No dia 22 de Março de 2005, activistas da QUERCUS e da GREENPEACE tentaram impedir o descarregamento de madeira ilegal proveniente da Amazónia, bloqueando a entrada do navio Skyman no Porto de Leixões. Este carregamento valia, no mínimo, 195.666 €, e incluía madeira de, pelo menos, quatro empresas brasileiras multadas por envolvimentos em ilegalidades na extracção de madeira tropical.

No dia 29 de Março de 2005, os activistas da QUERCUS e da GREENPEACE uniram-se no Porto (Vale de Cambra) para, mais uma vez, lutarem contra esta prática concentrando-se, desta vez no grupo Vicaima, um dos maiores processadores de madeira em Portugal e um dos principais fabricantes de portas a nível europeu. O grupo Jomar/Vicaima/Madeiporto compra madeira amazónica importada ilegalmente pela “gigante” dinamarquesa DLH Nordisk. Dez activistas concentraram-se durante cerca de quatro horas no portão do recinto, barricando a entrada de veículos na empresa. Apesar de se tratar de um protesto de carácter notoriamente pacífico em que foi estendida uma faixa com a mensagem Chega de madeira ilegal – Comprem FSC, e em que se procedeu à distribuição de panfletos de sensibilização aos trabalhadores (que não foram impedidos de entrar), um jornalista e o vice-presidente da QUERCUS – Luís Galrão – foram agredidos por dois dos directores do referido grupo.

Um dos “ilustres” senhores dá pelo nome de Álvaro Pinto da Costa Leite e, para além de administrador desta empresa foi o fundador do Finibanco, alargando (infelizmente) a sua influência à política, tendo chegado a ocupar a presidência da Câmara de Vale de Cambra pelo PSD.

Curiosamente (ou não…), o protesto terminou com a detenção dos activistas e não dos agressores. A justificação da GNR para essa “falha” foi “a agressão não foi presenciada em flagrante”.

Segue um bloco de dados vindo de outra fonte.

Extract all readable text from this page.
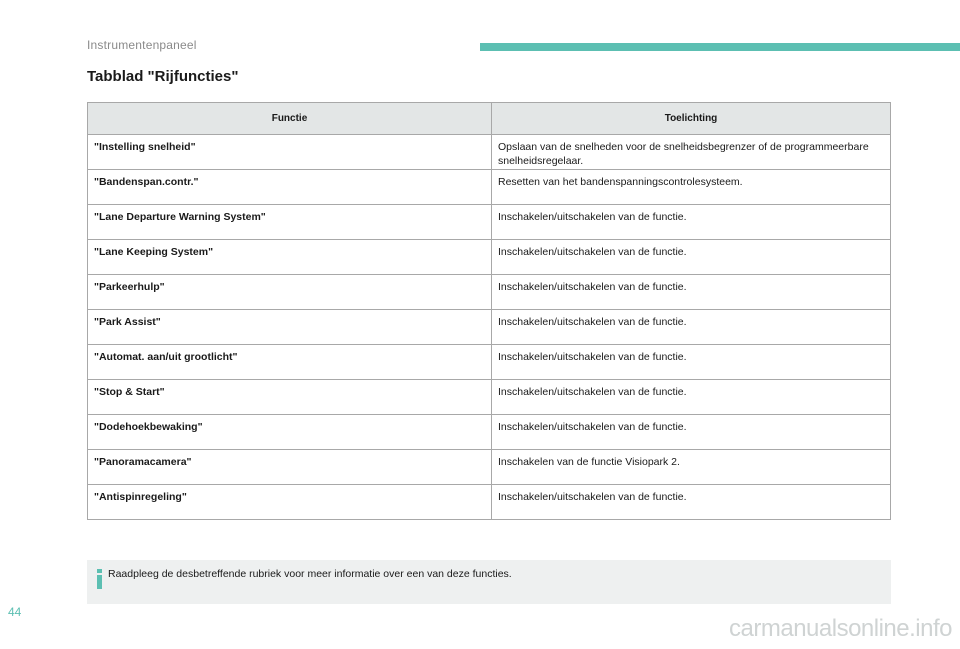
Instrumentenpaneel
Tabblad "Rijfuncties"
Functie	Toelichting
"Instelling snelheid"	Opslaan van de snelheden voor de snelheidsbegrenzer of de programmeerbare snelheidsregelaar.
"Bandenspan.contr."	Resetten van het bandenspanningscontrolesysteem.
"Lane Departure Warning System"	Inschakelen/uitschakelen van de functie.
"Lane Keeping System"	Inschakelen/uitschakelen van de functie.
"Parkeerhulp"	Inschakelen/uitschakelen van de functie.
"Park Assist"	Inschakelen/uitschakelen van de functie.
"Automat. aan/uit grootlicht"	Inschakelen/uitschakelen van de functie.
"Stop & Start"	Inschakelen/uitschakelen van de functie.
"Dodehoekbewaking"	Inschakelen/uitschakelen van de functie.
"Panoramacamera"	Inschakelen van de functie Visiopark 2.
"Antispinregeling"	Inschakelen/uitschakelen van de functie.
Raadpleeg de desbetreffende rubriek voor meer informatie over een van deze functies.
44
carmanualsonline.info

Apesar da RTP ter filmado quase tudo (o protesto, a chegada do indivíduo de Mercedes e as ofensas por ele proferidas aos activistas e aos jornalistas), a versão completa da reportagem foi exibida apenas no Jornal da Tarde, às 13:00h; no Jornal da Noite, às 20:00h (horário nobre - mais audiência), essa versão foi substituída por uma amputada, em que foram suprimidas as agressões.

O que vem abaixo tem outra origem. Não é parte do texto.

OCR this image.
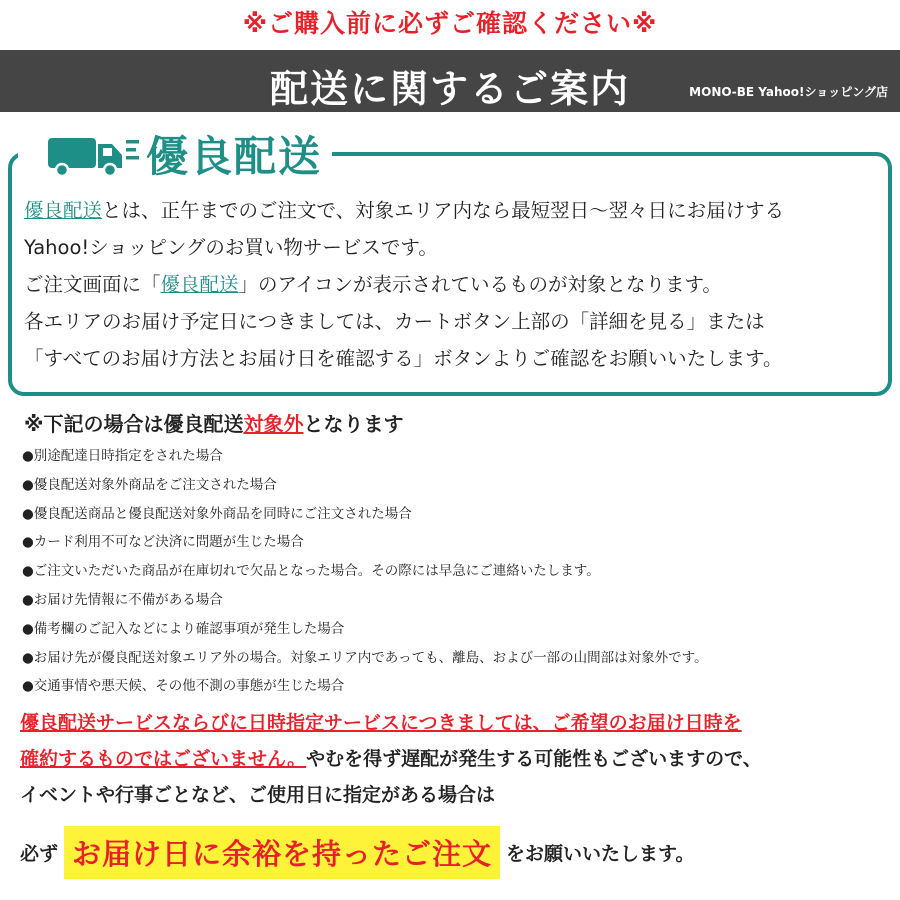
※ご購入前に必ずご確認ください※
配送に関するご案内	MONO-BE Yahoo!ショッピング店
優良配送

優良配送とは、正午までのご注文で、対象エリア内なら最短翌日〜翌々日にお届けする

Yahoo!ショッピングのお買い物サービスです。

ご注文画面に「優良配送」のアイコンが表示されているものが対象となります。

各エリアのお届け予定日につきましては、カートボタン上部の「詳細を見る」または

「すべてのお届け方法とお届け日を確認する」ボタンよりご確認をお願いいたします。

※下記の場合は優良配送対象外となります
●別途配達日時指定をされた場合
●優良配送対象外商品をご注文された場合
●優良配送商品と優良配送対象外商品を同時にご注文された場合
●カード利用不可など決済に問題が生じた場合
●ご注文いただいた商品が在庫切れで欠品となった場合。その際には早急にご連絡いたします。
●お届け先情報に不備がある場合
●備考欄のご記入などにより確認事項が発生した場合
●お届け先が優良配送対象エリア外の場合。対象エリア内であっても、離島、および一部の山間部は対象外です。
●交通事情や悪天候、その他不測の事態が生じた場合
優良配送サービスならびに日時指定サービスにつきましては、ご希望のお届け日時を
確約するものではございません。やむを得ず遅配が発生する可能性もございますので、
イベントや行事ごとなど、ご使用日に指定がある場合は
必ず お届け日に余裕を持ったご注文 をお願いいたします。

Infelizmente, com todos estes acontecimentos, o que acabou por se “esquecer” foi a mensagem e os objectivos das organizações ecologistas: foi reivindicado o cessar imediato da compra de madeira ilegal pelos referidos grupos e pedido que só fossem comercializados produtos certificados pelo FSC (Forest Stewardship Council- Conselho de Manutenção Florestal).

Um dos grandes obstáculos (outro…) nesta luta é o facto do governo português ter permanecido passivo em relação a este assunto. Quando países como a Alemanha, Inglaterra, França e Bélgica se dispuseram a apoiar a implementação do plano de acção da União Europeia contra o tráfico de madeira ilegal, Portugal não demonstrou o mesmo empenho; enquanto isto acontecer, seremos vistos como cúmplices da destruição da floresta Amazónica.


[1] Os maiores importadores de madeira amazónica são os EUA, a China, a França, a Holanda, Espanha, Inglaterra e Portugal.